Küste (-nformen)
Küsten (-formen) im europäischen Osten
ls K. wird der Übergangsraum zwischen Land und Meer bezeichnet. Dieser umfasst sowohl den Bereich der K.ngewässer als auch den anschließenden Festlandsstreifen. Er ist fortwährender Veränderung unterworfen, denn K.nstriche werden durch die Kraft von Wind und Wasser abgetragen, an anderen K.nabschnitten wird neues Land gebildet.
Inhaltsverzeichnis |
1 Überblick
Im europäischen Osten kommen folgende K.nformen vor: Steilk., Delta, Riff und Nehrung, Ausgleichsk.
1.1 Steilküste
An Steilk.n wird Land vom Wasser abgetragen, indem immer wieder Wellen vor und zurück laufen. Besteht der Steilhang der K. aus festem Gestein, kann sich dabei sogar ein Felsüberhang ausbilden. Er besteht so lange, bis das Felsmaterial über ihm nachbricht. Dies wird nicht allein durch das Wasser ausgelöst, das an der Basis des Felsens eine Kehle schafft. Im Felsen bilden sich Klüfte, in die Regenwasser eindringt und die vom winterlichen Eis aufgesprengt werden. In die Klüfte können Wurzeln vordringen, die sie ebenfalls erweitern und das Absprengen einzelner Felspartien begünstigen. Auch Tierbauten (z. B. von Vögeln und Insekten) können dazu beitragen, dass sich weitere Bruchlinien im festen Gestein bilden, die den Felsen zerbrechen lassen, wenn der Überhang an der Basis zu instabil geworden ist.
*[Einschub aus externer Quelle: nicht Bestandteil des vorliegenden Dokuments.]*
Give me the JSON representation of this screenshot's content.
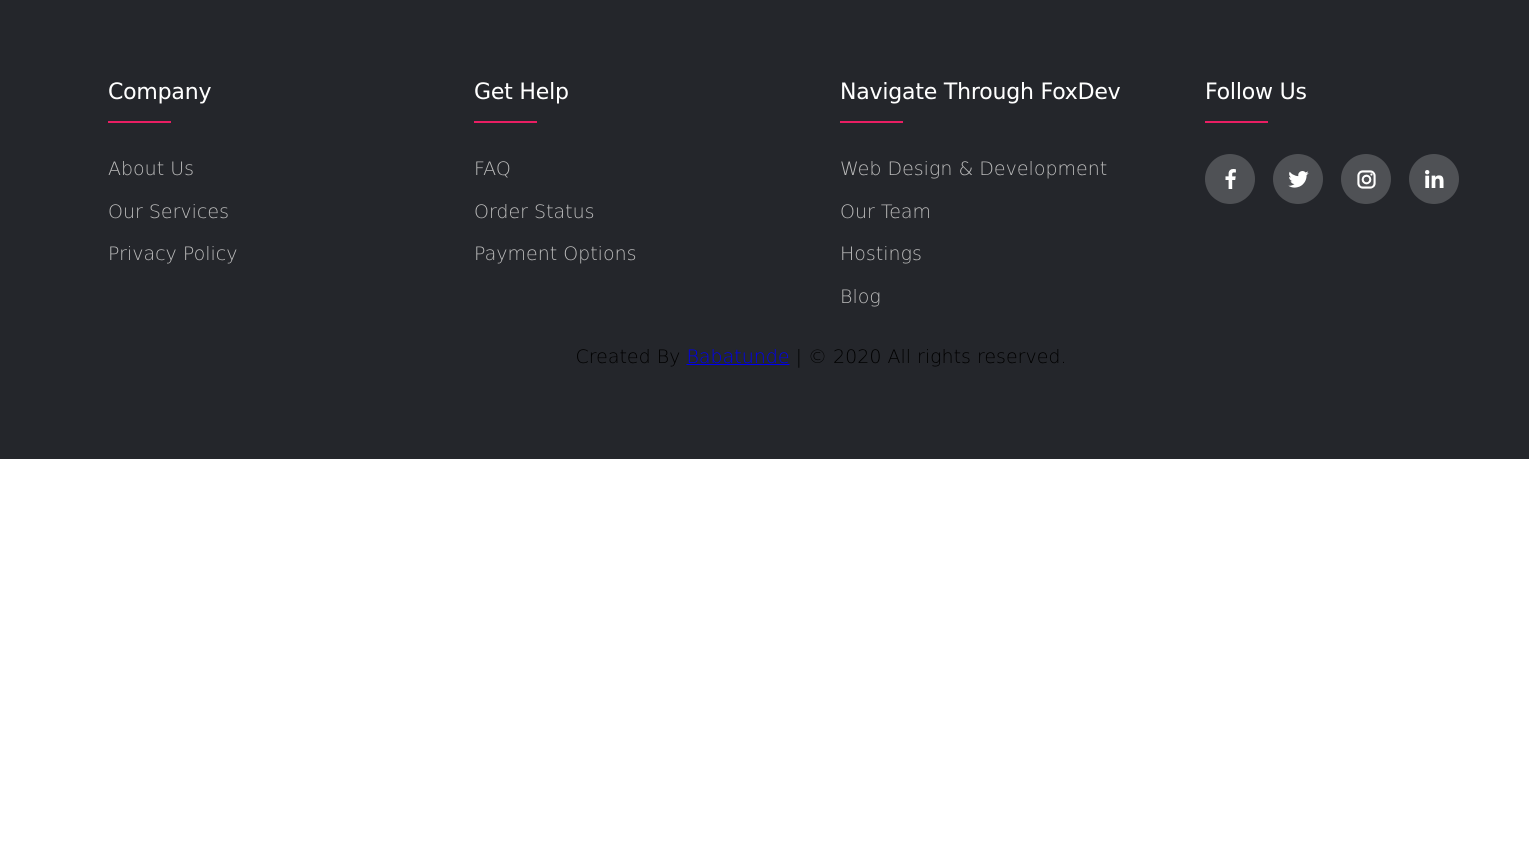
{
  "footer": {
    "background_color": "#24262b",
    "accent_color": "#e91e63",
    "columns": [
      {
        "title": "Company",
        "links": [
          "About Us",
          "Our Services",
          "Privacy Policy"
        ]
      },
      {
        "title": "Get Help",
        "links": [
          "FAQ",
          "Order Status",
          "Payment Options"
        ]
      },
      {
        "title": "Navigate Through FoxDev",
        "links": [
          "Web Design & Development",
          "Our Team",
          "Hostings",
          "Blog"
        ]
      },
      {
        "title": "Follow Us",
        "social": [
          "facebook-icon",
          "twitter-icon",
          "instagram-icon",
          "linkedin-icon"
        ]
      }
    ],
    "copyright": {
      "prefix": "Created By",
      "author": "Babatunde",
      "suffix": "| © 2020 All rights reserved."
    }
  }
}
Festes Gestein kann fast senkrechte Felsen an der K. ausbilden. Bestehen die Felsen aus wasserlöslichem Kalkstein löst das Meerwasser an deren Basis einzelne Kehlen aus dem Gestein heraus, wodurch sich Felsentore bilden. Erreicht das Wasser Landmassen aus lockerem Sediment, bspw. Moränen, entsteht ebenfalls eine Steilk., senkrechte Steilabfälle werden jedoch nicht gebildet.
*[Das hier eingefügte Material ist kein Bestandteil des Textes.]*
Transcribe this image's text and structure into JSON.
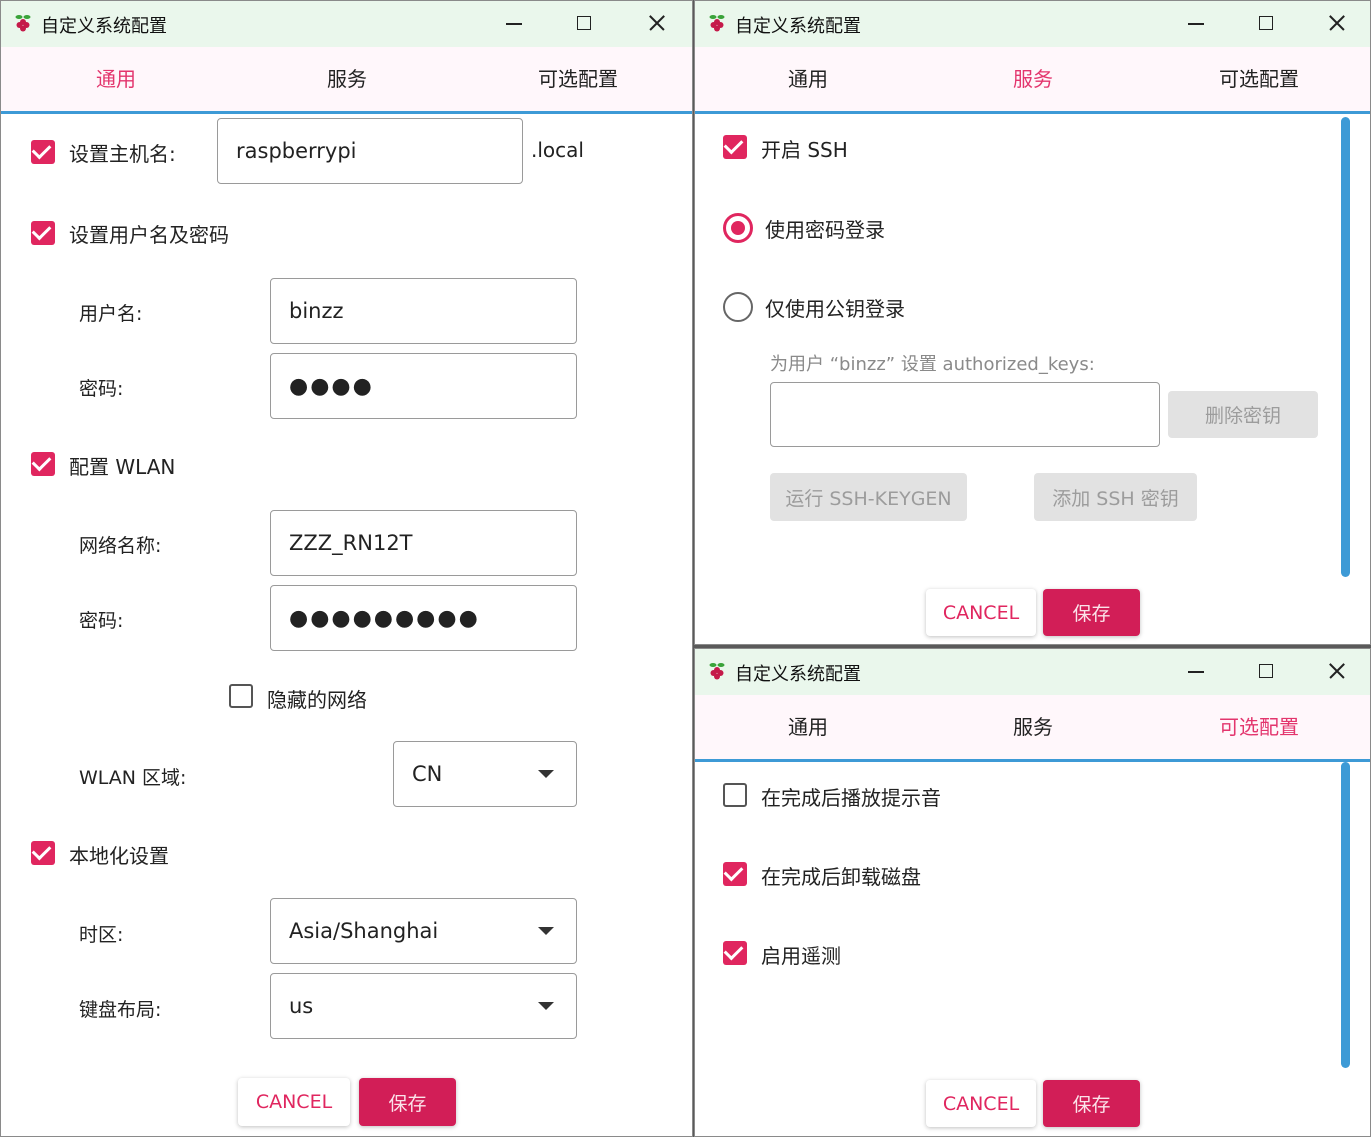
{
  "window_title": "自定义系统配置",
  "tabs": {
    "general": "通用",
    "services": "服务",
    "options": "可选配置"
  },
  "buttons": {
    "cancel": "CANCEL",
    "save": "保存"
  },
  "colors": {
    "accent": "#e0265f",
    "tab_underline": "#3d9ad6",
    "titlebar": "#eaf7ec"
  },
  "general": {
    "hostname": {
      "label": "设置主机名:",
      "checked": true,
      "value": "raspberrypi",
      "suffix": ".local"
    },
    "user": {
      "label": "设置用户名及密码",
      "checked": true,
      "username_label": "用户名:",
      "username_value": "binzz",
      "password_label": "密码:",
      "password_value": "●●●●"
    },
    "wlan": {
      "label": "配置 WLAN",
      "checked": true,
      "ssid_label": "网络名称:",
      "ssid_value": "ZZZ_RN12T",
      "password_label": "密码:",
      "password_value": "●●●●●●●●●",
      "hidden_label": "隐藏的网络",
      "hidden_checked": false,
      "country_label": "WLAN 区域:",
      "country_value": "CN"
    },
    "locale": {
      "label": "本地化设置",
      "checked": true,
      "timezone_label": "时区:",
      "timezone_value": "Asia/Shanghai",
      "keyboard_label": "键盘布局:",
      "keyboard_value": "us"
    }
  },
  "services": {
    "ssh_label": "开启 SSH",
    "ssh_checked": true,
    "password_auth_label": "使用密码登录",
    "password_auth_selected": true,
    "pubkey_auth_label": "仅使用公钥登录",
    "pubkey_auth_selected": false,
    "authorized_keys_label": "为用户 “binzz” 设置 authorized_keys:",
    "authorized_keys_value": "",
    "delete_key_label": "删除密钥",
    "keygen_label": "运行 SSH-KEYGEN",
    "add_key_label": "添加 SSH 密钥"
  },
  "options": {
    "sound_label": "在完成后播放提示音",
    "sound_checked": false,
    "eject_label": "在完成后卸载磁盘",
    "eject_checked": true,
    "telemetry_label": "启用遥测",
    "telemetry_checked": true
  }
}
Bereits bei einer Hangneigung von etwa 45° setzen sich Gesteinsbrocken und Sand der Moräne in Bewegung und rollen ins Meer; bei und nach Niederschlägen bildet das abfließende Regenwasser Runsen aus, in denen lockeres Sediment abgespült wird und so ins Meer gelangt.
1.2 Delta
An Flussmündungen nimmt die Strömungsgeschwindigkeit des fließenden Wassers ab. Dabei sinkt seine Schlepp- bzw. Transportkraft, zunächst wird gröberes, dann feineres Material abgelagert. Daraus entsteht ein Delta, das tendenziell ein immer größeres Ausmaß erreicht. Doch kann die erodierende Kraft des Meerwassers dagegen wirken und an der Außenkante eines Deltas für Abbruch von deponiertem Material sorgen.
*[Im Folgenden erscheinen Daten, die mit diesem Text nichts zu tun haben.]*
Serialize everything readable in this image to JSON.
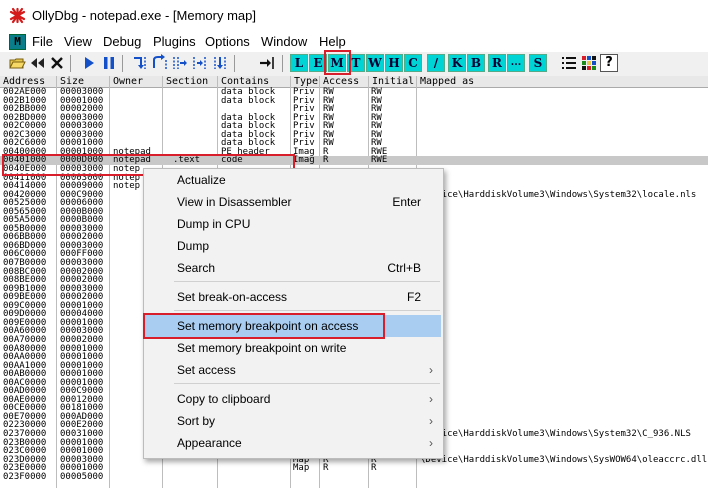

Deltas bilden sich v. a. an Flüssen, die erhebliche Mengen an Material transportieren, bspw. an der Mündung der Donau. Andere Flüsse bringen geringere Mengen Material an die K., bspw. Elbe und Weichsel. Bei diesen Flüssen wirkte sich der nacheiszeitliche Anstieg der Meeresspiegel auf die Form ihrer Mündungen aus. Denn das Meer drang in die Unterläufe dieser Flüsse vor und bildete Buchten in den Bereichen untergegangener Flussmündungen. In diese Buchten wird zwar Material von den Flüssen eingetragen, aber nicht genug, um unmittelbar an der Flussmündung ein Delta entstehen zu lassen.
1.3 Riff und Nehrung
An K.n wird das erodierte Gesteinsmaterial strikt sortiert. Große Steine bleiben unterhalb einer Steilk. liegen. Sie werden nur bei Einwirken erheblicher Wasserkräfte bewegt und dabei weiter zerkleinert. Kleine Steine und Sand werden von zurücklaufenden Wellen ins Meer getragen, aber nur so weit, bis die zurücklaufende Welle von der nächsten vorrückenden Welle erreicht wird. An diesen Treffpunkten von Brandungswellen lässt die Transportkraft des Wassers schnell nach, kleine Steine und Sand sinken auf den Meeresgrund und bilden auf diese Weise ein Riff, eine Untiefe.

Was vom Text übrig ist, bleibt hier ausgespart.